The link to the picture of the ships exterior isn’t working for me. Is there another site that I can go to?

Interesting, it’s not working for me anymore, either. It was the only one I could find, though. However, the exact same image is supposed to be in the next issue of TV Guide (July 14 - 20). I never buy TVG anymore; I use the listings that come in the Sunday Los Angeles Daily News, but that’s what it says here.

I like the fact that the warp nacelles have red half-globes on the front end, as the TOS Enterprise did.

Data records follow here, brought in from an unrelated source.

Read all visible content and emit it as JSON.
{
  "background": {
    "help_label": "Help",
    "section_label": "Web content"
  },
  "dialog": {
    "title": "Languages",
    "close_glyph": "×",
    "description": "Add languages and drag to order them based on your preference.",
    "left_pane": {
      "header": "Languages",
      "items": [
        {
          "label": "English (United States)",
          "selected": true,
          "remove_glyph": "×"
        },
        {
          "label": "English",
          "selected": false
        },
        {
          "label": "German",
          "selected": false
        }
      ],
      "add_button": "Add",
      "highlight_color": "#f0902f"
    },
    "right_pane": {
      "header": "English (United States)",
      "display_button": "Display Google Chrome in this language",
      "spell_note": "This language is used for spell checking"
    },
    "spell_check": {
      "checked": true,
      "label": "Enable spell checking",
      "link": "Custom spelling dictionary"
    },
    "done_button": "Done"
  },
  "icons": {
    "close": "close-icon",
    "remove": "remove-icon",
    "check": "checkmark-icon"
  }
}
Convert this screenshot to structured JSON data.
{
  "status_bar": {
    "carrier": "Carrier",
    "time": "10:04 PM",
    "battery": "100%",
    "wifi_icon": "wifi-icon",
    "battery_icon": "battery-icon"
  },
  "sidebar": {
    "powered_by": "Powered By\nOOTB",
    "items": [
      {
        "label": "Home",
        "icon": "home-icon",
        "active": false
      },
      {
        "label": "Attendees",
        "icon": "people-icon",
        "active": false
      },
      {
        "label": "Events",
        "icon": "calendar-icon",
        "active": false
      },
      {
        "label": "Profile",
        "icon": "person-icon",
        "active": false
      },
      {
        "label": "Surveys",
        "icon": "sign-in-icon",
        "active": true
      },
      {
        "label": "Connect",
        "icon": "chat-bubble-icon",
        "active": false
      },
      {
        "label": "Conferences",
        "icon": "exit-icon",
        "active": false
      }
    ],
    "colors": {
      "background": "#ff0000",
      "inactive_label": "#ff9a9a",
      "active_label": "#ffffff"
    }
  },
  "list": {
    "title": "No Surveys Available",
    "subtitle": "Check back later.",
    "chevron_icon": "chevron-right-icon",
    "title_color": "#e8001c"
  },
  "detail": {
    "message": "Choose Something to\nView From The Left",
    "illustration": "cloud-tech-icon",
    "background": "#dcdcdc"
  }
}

I’m bothered, though, that the sides of the nacelles seem to glow, as TNG Enterprise-D’s nacelles did.

I also think the saucer section should have some of the sharp edges that the TOS Enterprise did, rather than the rounded edges seen in later starships.

Putting such nitpicks aside, I’m excited about this series. They seem to have found a way to stay in the Star Trek universe but approach it from a fresh angle that offers all kinds of possibilities. How would humans react to new, know-it-all aliens with pointy ears? What was it like to go into space without transporters and instantaneous communication with HQ? How do you avoid war with these scary Klingon people when you don’t have a universal translator? I want to know.

I refuse to let continuity-worship interfere with my enjoyment of good stories. If they put a good story on the screen, I’ll watch.